NEBOSH IG2 — Risk Assessment Assignment
IG2 requires a practical risk assessment of your own workplace — not a classic exam-hall session.
You build it out to around 3,000 words with at least five clear hazards: describe the harm that could arise, the associated risk (likelihood × severity), the people exposed, existing and recommended controls, and, where useful, legal or normative references.
What is IG2?
Unit IG2 (Risk Assessment), part of the NEBOSH International General Certificate, is a practical assignment: you describe an existing workplace you can access, gather real observations and communicate about risks and controls the way a junior HSE professional would to management — only in a formal written document rather than verbally.
Unlike IG1, IG2 is not an open-book theory exam. There is no large scenario-question session, but a dossier that shows you methodically recognise hazards, set priorities and justify suitable controls. The assignment tests application of knowledge, not just recognition of terms.
Structure of the assignment
A solid IG2 document usually covers the following blocks:
- Situation and scope — where you have been, the boundaries of your risk assessment: date, part of the organisation.
- Organisational context — core activity, relevant HSE roles and which documents you consulted.
- Legal and normative context — short, relevant references (e.g. national law versus UK/EU where applicable to your case).
- Methodology — how you observed, who you interviewed, which checklist or route you followed.
- At least five hazards in separate blocks — each: description, those exposed, existing controls, a quantified or qualified estimate of the risk, and recommended improvements with owners and a timeline.
- Conclusions and recommendations to management — focused on the largest residual risks (risks remaining after controls are applied).
- Appendices — a simple sketch, photo or table where permitted.
Step-by-step approach
- Preparation and approval — permission, safety rules, PPE requirements and planning a walk-round without disrupting work.
- Hazard scan — systematically go through energies, equipment, human behaviour and environment; note work processes where a risk builds up.
- Select five strong hazards — choose different types (e.g. physical and ergonomic and organisational) so breadth is visible.
- Risk rating and rationale — explain why likelihood and impact are high; avoid arbitrary labels.
- Improvement programme — work along the hierarchy of control, from elimination to PPE; add a KPI or follow-up inspection where useful.
Example hazards by sector
Office: display screen/RSI health, fire and evacuation, work stress/schedule pressure, cable trips and slips at entrances, acoustics and concentration load.
Construction: falls from height, collapsing excavation walls, crane/lifting lines, dust including silica, power tools on temporary supply, site traffic.

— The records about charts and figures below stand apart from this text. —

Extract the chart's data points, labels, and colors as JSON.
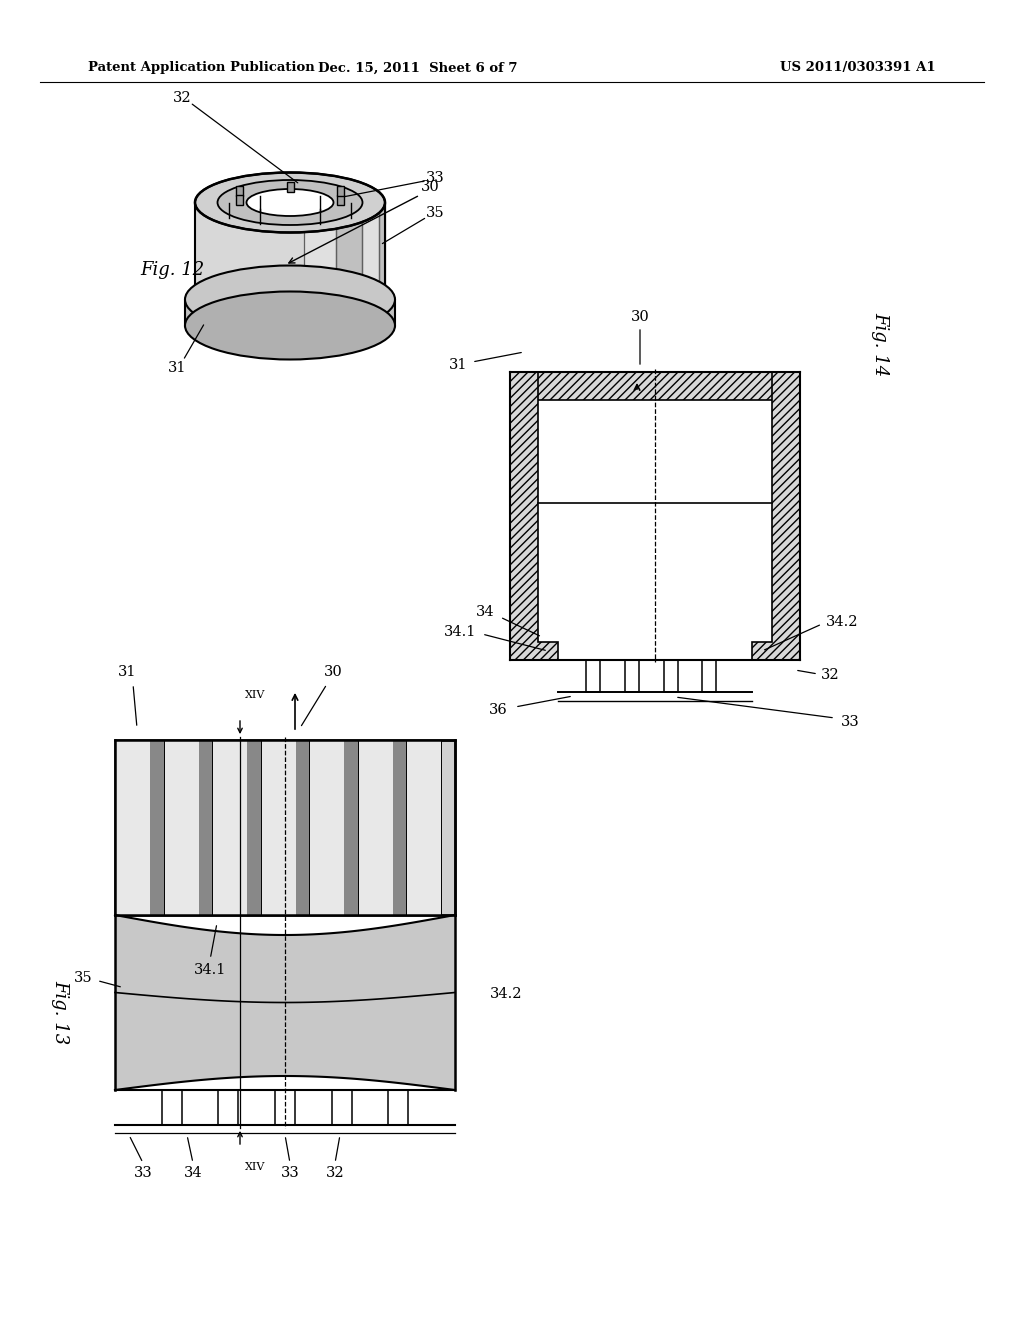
{
  "background_color": "#ffffff",
  "header_left": "Patent Application Publication",
  "header_mid": "Dec. 15, 2011  Sheet 6 of 7",
  "header_right": "US 2011/0303391 A1",
  "header_fontsize": 9.5,
  "fig_label_fontsize": 13,
  "ref_fontsize": 10.5,
  "line_color": "#000000",
  "hatch_color": "#000000",
  "fill_light": "#e8e8e8",
  "fill_mid": "#d0d0d0",
  "fill_dark": "#a0a0a0"
}
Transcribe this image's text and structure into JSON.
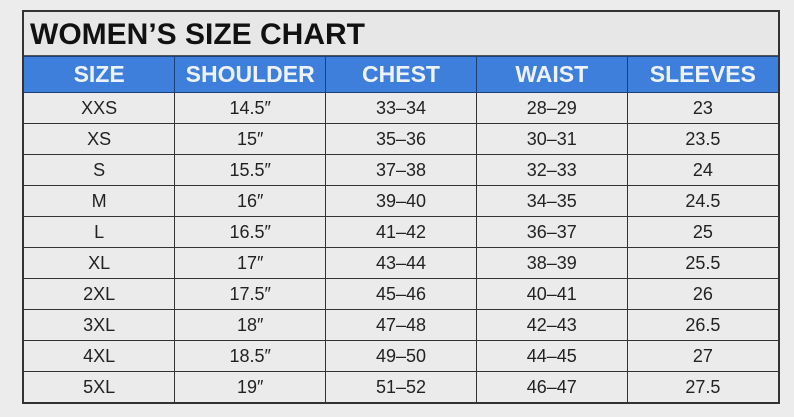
{
  "title": "WOMEN’S SIZE CHART",
  "header_color": "#3f7fdc",
  "columns": [
    "SIZE",
    "SHOULDER",
    "CHEST",
    "WAIST",
    "SLEEVES"
  ],
  "rows": [
    [
      "XXS",
      "14.5″",
      "33–34",
      "28–29",
      "23"
    ],
    [
      "XS",
      "15″",
      "35–36",
      "30–31",
      "23.5"
    ],
    [
      "S",
      "15.5″",
      "37–38",
      "32–33",
      "24"
    ],
    [
      "M",
      "16″",
      "39–40",
      "34–35",
      "24.5"
    ],
    [
      "L",
      "16.5″",
      "41–42",
      "36–37",
      "25"
    ],
    [
      "XL",
      "17″",
      "43–44",
      "38–39",
      "25.5"
    ],
    [
      "2XL",
      "17.5″",
      "45–46",
      "40–41",
      "26"
    ],
    [
      "3XL",
      "18″",
      "47–48",
      "42–43",
      "26.5"
    ],
    [
      "4XL",
      "18.5″",
      "49–50",
      "44–45",
      "27"
    ],
    [
      "5XL",
      "19″",
      "51–52",
      "46–47",
      "27.5"
    ]
  ]
}
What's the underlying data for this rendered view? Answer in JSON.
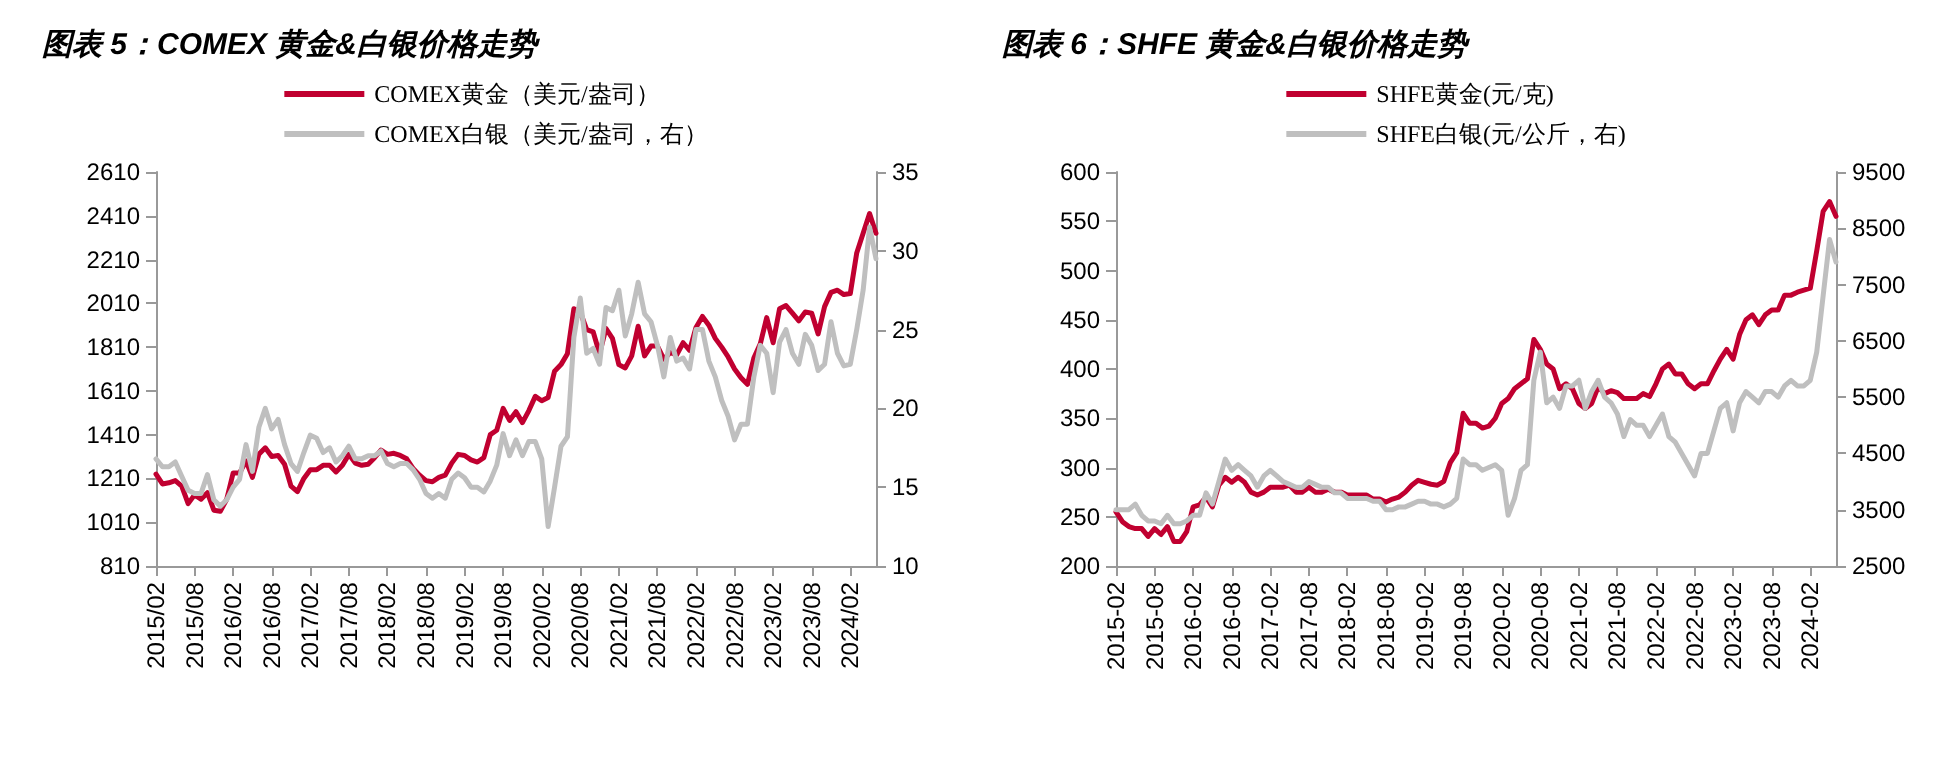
{
  "chart_data": [
    {
      "type": "line",
      "title": "图表 5：COMEX 黄金&白银价格走势",
      "legend": "top",
      "grid": false,
      "marker": "none",
      "line_style": "solid",
      "categories": [
        "2015/02",
        null,
        null,
        null,
        null,
        null,
        "2015/08",
        null,
        null,
        null,
        null,
        null,
        "2016/02",
        null,
        null,
        null,
        null,
        null,
        "2016/08",
        null,
        null,
        null,
        null,
        null,
        "2017/02",
        null,
        null,
        null,
        null,
        null,
        "2017/08",
        null,
        null,
        null,
        null,
        null,
        "2018/02",
        null,
        null,
        null,
        null,
        null,
        "2018/08",
        null,
        null,
        null,
        null,
        null,
        "2019/02",
        null,
        null,
        null,
        null,
        null,
        "2019/08",
        null,
        null,
        null,
        null,
        null,
        "2020/02",
        null,
        null,
        null,
        null,
        null,
        "2020/08",
        null,
        null,
        null,
        null,
        null,
        "2021/02",
        null,
        null,
        null,
        null,
        null,
        "2021/08",
        null,
        null,
        null,
        null,
        null,
        "2022/02",
        null,
        null,
        null,
        null,
        null,
        "2022/08",
        null,
        null,
        null,
        null,
        null,
        "2023/02",
        null,
        null,
        null,
        null,
        null,
        "2023/08",
        null,
        null,
        null,
        null,
        null,
        "2024/02",
        null,
        null,
        null,
        null
      ],
      "ylim": [
        810,
        2610
      ],
      "yticks": [
        810,
        1010,
        1210,
        1410,
        1610,
        1810,
        2010,
        2210,
        2410,
        2610
      ],
      "y2lim": [
        10,
        35
      ],
      "y2ticks": [
        10,
        15,
        20,
        25,
        30,
        35
      ],
      "series": [
        {
          "name": "COMEX黄金（美元/盎司）",
          "color": "#c00030",
          "values": [
            1230,
            1185,
            1190,
            1200,
            1175,
            1095,
            1135,
            1115,
            1145,
            1065,
            1060,
            1115,
            1235,
            1235,
            1290,
            1215,
            1320,
            1350,
            1310,
            1315,
            1275,
            1175,
            1150,
            1210,
            1250,
            1250,
            1270,
            1270,
            1240,
            1270,
            1320,
            1280,
            1270,
            1275,
            1305,
            1340,
            1320,
            1325,
            1315,
            1300,
            1255,
            1225,
            1200,
            1195,
            1215,
            1225,
            1280,
            1320,
            1315,
            1295,
            1285,
            1305,
            1410,
            1430,
            1530,
            1475,
            1515,
            1465,
            1520,
            1585,
            1565,
            1580,
            1700,
            1730,
            1780,
            1985,
            1970,
            1890,
            1880,
            1780,
            1895,
            1850,
            1730,
            1715,
            1770,
            1905,
            1770,
            1815,
            1815,
            1755,
            1785,
            1775,
            1830,
            1795,
            1900,
            1950,
            1910,
            1850,
            1810,
            1765,
            1710,
            1670,
            1640,
            1760,
            1825,
            1945,
            1830,
            1985,
            2000,
            1965,
            1930,
            1970,
            1965,
            1870,
            1995,
            2060,
            2070,
            2050,
            2055,
            2240,
            2330,
            2420,
            2330
          ]
        },
        {
          "name": "COMEX白银（美元/盎司，右）",
          "color": "#bfbfbf",
          "axis": "y2",
          "values": [
            16.8,
            16.3,
            16.3,
            16.6,
            15.7,
            14.8,
            14.6,
            14.6,
            15.8,
            14.2,
            13.8,
            14.2,
            15.0,
            15.5,
            17.7,
            16.0,
            18.8,
            20.0,
            18.7,
            19.3,
            17.7,
            16.5,
            16.0,
            17.2,
            18.3,
            18.1,
            17.2,
            17.5,
            16.6,
            17.0,
            17.6,
            16.8,
            16.8,
            17.0,
            17.0,
            17.3,
            16.5,
            16.3,
            16.5,
            16.5,
            16.1,
            15.5,
            14.6,
            14.3,
            14.6,
            14.3,
            15.5,
            15.9,
            15.6,
            15.0,
            15.0,
            14.7,
            15.4,
            16.4,
            18.4,
            17.0,
            18.0,
            17.0,
            17.9,
            17.9,
            16.8,
            12.5,
            15.0,
            17.6,
            18.2,
            24.5,
            27.0,
            23.5,
            23.8,
            22.8,
            26.4,
            26.2,
            27.5,
            24.6,
            26.0,
            28.0,
            26.0,
            25.5,
            24.0,
            22.0,
            24.5,
            23.0,
            23.2,
            22.5,
            25.0,
            25.0,
            23.0,
            22.0,
            20.5,
            19.5,
            18.0,
            19.0,
            19.0,
            22.0,
            24.0,
            23.5,
            21.0,
            24.2,
            25.0,
            23.5,
            22.8,
            24.7,
            24.0,
            22.4,
            22.8,
            25.5,
            23.5,
            22.7,
            22.8,
            25.0,
            27.5,
            31.5,
            29.5
          ]
        }
      ]
    },
    {
      "type": "line",
      "title": "图表 6：SHFE 黄金&白银价格走势",
      "legend": "top",
      "grid": false,
      "marker": "none",
      "line_style": "solid",
      "categories": [
        "2015-02",
        null,
        null,
        null,
        null,
        null,
        "2015-08",
        null,
        null,
        null,
        null,
        null,
        "2016-02",
        null,
        null,
        null,
        null,
        null,
        "2016-08",
        null,
        null,
        null,
        null,
        null,
        "2017-02",
        null,
        null,
        null,
        null,
        null,
        "2017-08",
        null,
        null,
        null,
        null,
        null,
        "2018-02",
        null,
        null,
        null,
        null,
        null,
        "2018-08",
        null,
        null,
        null,
        null,
        null,
        "2019-02",
        null,
        null,
        null,
        null,
        null,
        "2019-08",
        null,
        null,
        null,
        null,
        null,
        "2020-02",
        null,
        null,
        null,
        null,
        null,
        "2020-08",
        null,
        null,
        null,
        null,
        null,
        "2021-02",
        null,
        null,
        null,
        null,
        null,
        "2021-08",
        null,
        null,
        null,
        null,
        null,
        "2022-02",
        null,
        null,
        null,
        null,
        null,
        "2022-08",
        null,
        null,
        null,
        null,
        null,
        "2023-02",
        null,
        null,
        null,
        null,
        null,
        "2023-08",
        null,
        null,
        null,
        null,
        null,
        "2024-02",
        null,
        null,
        null,
        null
      ],
      "ylim": [
        200,
        600
      ],
      "yticks": [
        200,
        250,
        300,
        350,
        400,
        450,
        500,
        550,
        600
      ],
      "y2lim": [
        2500,
        9500
      ],
      "y2ticks": [
        2500,
        3500,
        4500,
        5500,
        6500,
        7500,
        8500,
        9500
      ],
      "series": [
        {
          "name": "SHFE黄金(元/克)",
          "color": "#c00030",
          "values": [
            255,
            245,
            240,
            238,
            238,
            230,
            238,
            232,
            240,
            225,
            225,
            235,
            260,
            262,
            270,
            260,
            282,
            290,
            285,
            290,
            285,
            275,
            272,
            275,
            280,
            280,
            280,
            282,
            275,
            275,
            280,
            275,
            275,
            278,
            275,
            275,
            272,
            272,
            272,
            272,
            268,
            268,
            265,
            268,
            270,
            275,
            282,
            287,
            285,
            283,
            282,
            286,
            305,
            315,
            355,
            345,
            345,
            340,
            342,
            350,
            365,
            370,
            380,
            385,
            390,
            430,
            420,
            405,
            400,
            380,
            385,
            380,
            365,
            360,
            365,
            382,
            375,
            378,
            376,
            370,
            370,
            370,
            375,
            372,
            385,
            400,
            405,
            395,
            395,
            385,
            380,
            385,
            385,
            398,
            410,
            420,
            410,
            435,
            450,
            455,
            445,
            455,
            460,
            460,
            475,
            475,
            478,
            480,
            482,
            520,
            560,
            570,
            555
          ]
        },
        {
          "name": "SHFE白银(元/公斤，右)",
          "color": "#bfbfbf",
          "axis": "y2",
          "values": [
            3500,
            3500,
            3500,
            3600,
            3400,
            3300,
            3300,
            3250,
            3400,
            3250,
            3250,
            3300,
            3400,
            3400,
            3800,
            3600,
            4000,
            4400,
            4200,
            4300,
            4200,
            4100,
            3900,
            4100,
            4200,
            4100,
            4000,
            3950,
            3900,
            3900,
            4000,
            3950,
            3900,
            3900,
            3800,
            3800,
            3700,
            3700,
            3700,
            3700,
            3650,
            3650,
            3500,
            3500,
            3550,
            3550,
            3600,
            3650,
            3650,
            3600,
            3600,
            3550,
            3600,
            3700,
            4400,
            4300,
            4300,
            4200,
            4250,
            4300,
            4200,
            3400,
            3700,
            4200,
            4300,
            5800,
            6300,
            5400,
            5500,
            5300,
            5700,
            5700,
            5800,
            5300,
            5600,
            5800,
            5500,
            5400,
            5200,
            4800,
            5100,
            5000,
            5000,
            4800,
            5000,
            5200,
            4800,
            4700,
            4500,
            4300,
            4100,
            4500,
            4500,
            4900,
            5300,
            5400,
            4900,
            5400,
            5600,
            5500,
            5400,
            5600,
            5600,
            5500,
            5700,
            5800,
            5700,
            5700,
            5800,
            6300,
            7300,
            8300,
            7900
          ]
        }
      ]
    }
  ]
}
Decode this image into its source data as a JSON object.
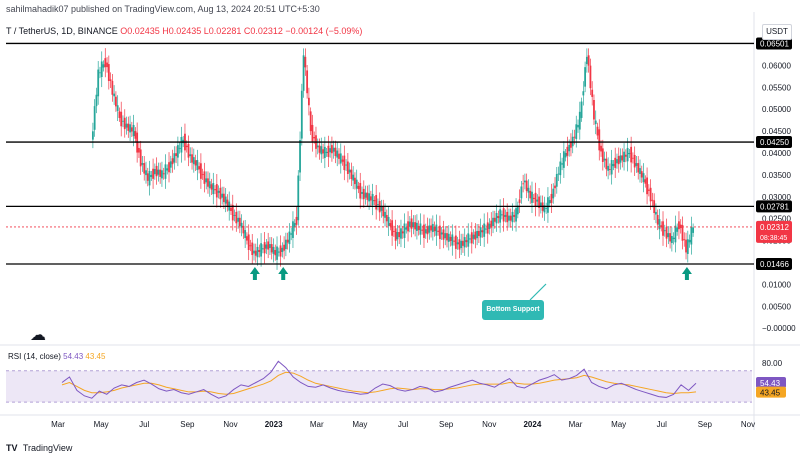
{
  "header": {
    "publisher": "sahilmahadik07 published on TradingView.com, Aug 13, 2024 20:51 UTC+5:30",
    "symbol": "T / TetherUS, 1D, BINANCE",
    "ohlc": "O0.02435 H0.02435 L0.02281 C0.02312 −0.00124 (−5.09%)"
  },
  "unit_label": "USDT",
  "callout_label": "Bottom Support",
  "rsi_label": {
    "title": "RSI (14, close)",
    "value1": "54.43",
    "value2": "43.45"
  },
  "footer": {
    "brand": "TradingView"
  },
  "colors": {
    "up": "#26a69a",
    "down": "#f23645",
    "level_line": "#000000",
    "rsi_line": "#7e57c2",
    "rsi_ma": "#f5a623",
    "rsi_band": "#ede7f6",
    "arrow": "#089981",
    "callout": "#2fb9b4"
  },
  "icons": {
    "arrow": "up-arrow-icon",
    "bulb": "lightbulb-icon"
  },
  "chart_data": {
    "type": "line",
    "x_tick_labels": [
      "Mar",
      "May",
      "Jul",
      "Sep",
      "Nov",
      "2023",
      "Mar",
      "May",
      "Jul",
      "Sep",
      "Nov",
      "2024",
      "Mar",
      "May",
      "Jul",
      "Sep",
      "Nov"
    ],
    "y_tick_labels": [
      "0.06000",
      "0.05500",
      "0.05000",
      "0.04500",
      "0.04000",
      "0.03500",
      "0.03000",
      "0.02500",
      "0.02000",
      "0.01000",
      "0.00500",
      "−0.00000"
    ],
    "y_ticks": [
      0.06,
      0.055,
      0.05,
      0.045,
      0.04,
      0.035,
      0.03,
      0.025,
      0.02,
      0.01,
      0.005,
      0.0
    ],
    "ylim": [
      -0.0027,
      0.0658
    ],
    "levels": [
      {
        "label": "0.06501",
        "value": 0.06501
      },
      {
        "label": "0.04250",
        "value": 0.0425
      },
      {
        "label": "0.02781",
        "value": 0.02781
      },
      {
        "label": "0.01466",
        "value": 0.01466
      }
    ],
    "current_price": {
      "label": "0.02312",
      "value": 0.02312,
      "countdown": "08:38:45"
    },
    "price_series": [
      0.042,
      0.058,
      0.061,
      0.054,
      0.048,
      0.046,
      0.045,
      0.038,
      0.034,
      0.036,
      0.035,
      0.037,
      0.04,
      0.043,
      0.039,
      0.037,
      0.034,
      0.032,
      0.031,
      0.029,
      0.026,
      0.024,
      0.02,
      0.017,
      0.018,
      0.019,
      0.017,
      0.018,
      0.021,
      0.025,
      0.063,
      0.045,
      0.041,
      0.04,
      0.041,
      0.039,
      0.037,
      0.034,
      0.031,
      0.03,
      0.029,
      0.027,
      0.024,
      0.021,
      0.022,
      0.024,
      0.023,
      0.022,
      0.023,
      0.022,
      0.021,
      0.02,
      0.019,
      0.02,
      0.021,
      0.022,
      0.023,
      0.025,
      0.026,
      0.025,
      0.026,
      0.034,
      0.03,
      0.029,
      0.027,
      0.03,
      0.036,
      0.04,
      0.043,
      0.048,
      0.063,
      0.048,
      0.04,
      0.036,
      0.038,
      0.039,
      0.04,
      0.037,
      0.034,
      0.03,
      0.024,
      0.022,
      0.02,
      0.024,
      0.018,
      0.023
    ],
    "rsi": {
      "ylim": [
        20,
        90
      ],
      "band": [
        30,
        70
      ],
      "tick_labels": [
        "80.00"
      ],
      "ticks": [
        80
      ],
      "series": [
        55,
        62,
        45,
        38,
        35,
        44,
        40,
        48,
        52,
        50,
        55,
        58,
        53,
        47,
        44,
        46,
        42,
        40,
        43,
        46,
        40,
        35,
        38,
        46,
        52,
        50,
        55,
        60,
        68,
        82,
        74,
        62,
        55,
        50,
        49,
        52,
        48,
        45,
        43,
        42,
        40,
        41,
        48,
        53,
        51,
        46,
        44,
        46,
        50,
        48,
        43,
        45,
        49,
        52,
        55,
        58,
        54,
        52,
        49,
        55,
        60,
        50,
        48,
        53,
        58,
        61,
        65,
        58,
        60,
        64,
        72,
        55,
        50,
        47,
        52,
        54,
        50,
        46,
        43,
        40,
        37,
        36,
        40,
        52,
        45,
        54
      ],
      "ma_series": [
        52,
        55,
        50,
        45,
        42,
        42,
        43,
        45,
        48,
        50,
        52,
        54,
        54,
        52,
        49,
        47,
        45,
        43,
        43,
        44,
        43,
        41,
        40,
        41,
        44,
        47,
        50,
        53,
        57,
        64,
        68,
        67,
        63,
        58,
        54,
        52,
        50,
        48,
        46,
        44,
        43,
        42,
        43,
        45,
        47,
        48,
        47,
        46,
        47,
        47,
        46,
        46,
        47,
        48,
        50,
        52,
        53,
        53,
        53,
        53,
        55,
        54,
        53,
        53,
        54,
        56,
        58,
        59,
        60,
        61,
        64,
        62,
        59,
        56,
        54,
        53,
        52,
        50,
        48,
        46,
        44,
        42,
        41,
        42,
        42,
        43
      ],
      "value_label_1": "54.43",
      "value_label_2": "43.45"
    },
    "arrows_at_index": [
      23,
      27,
      84
    ]
  }
}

Port: conflict with internal transport and crane runways, working near water or jetties, dangerous goods (ADR/IMDG), noise and vibration, hot work and flammable environments, communication during lifting and manoeuvring.
Healthcare: biological agents and exposure, lifting and patient mobility, aggression towards staff, chemical agents (disinfectants), electrical equipment on wards, slippery floors after cleaning.
Use this as inspiration; your own workplace determines what can be honestly described.
Top 5 common mistakes
- Copying hazards from the internet without local evidence — marking stops at generic clichés.
- The same hazard five times with minor variation — does not count as a broad panorama.
- Putting PPE first — examiners expect higher-level controls first under the hierarchy of control.
- A risk matrix without explanation — only coloured boxes without a sentence about who could be harmed and when.
- Legal references too vague — use precise article-level detail only where truly relevant, but do name the frameworks that apply to the workplace.
NEBOSH marking criteria
Although wording shifts slightly per cohort, markers almost always weigh these areas:
- Application of the five main risk assessment steps from identification through to the feedback loop.
- Depth per hazard: at least five distinct hazards with a real workplace photo or observation where possible.
- Technical language in line with the NEBOSH lexicon (hazard, risk, control).
- A concrete improvement list aimed at management, with priority and ownership — no vague generalities.
- Professional report layout, correct references and word count within official guidelines.
Always consult your official NEBOSH study guide for the latest mark-scheme nuances.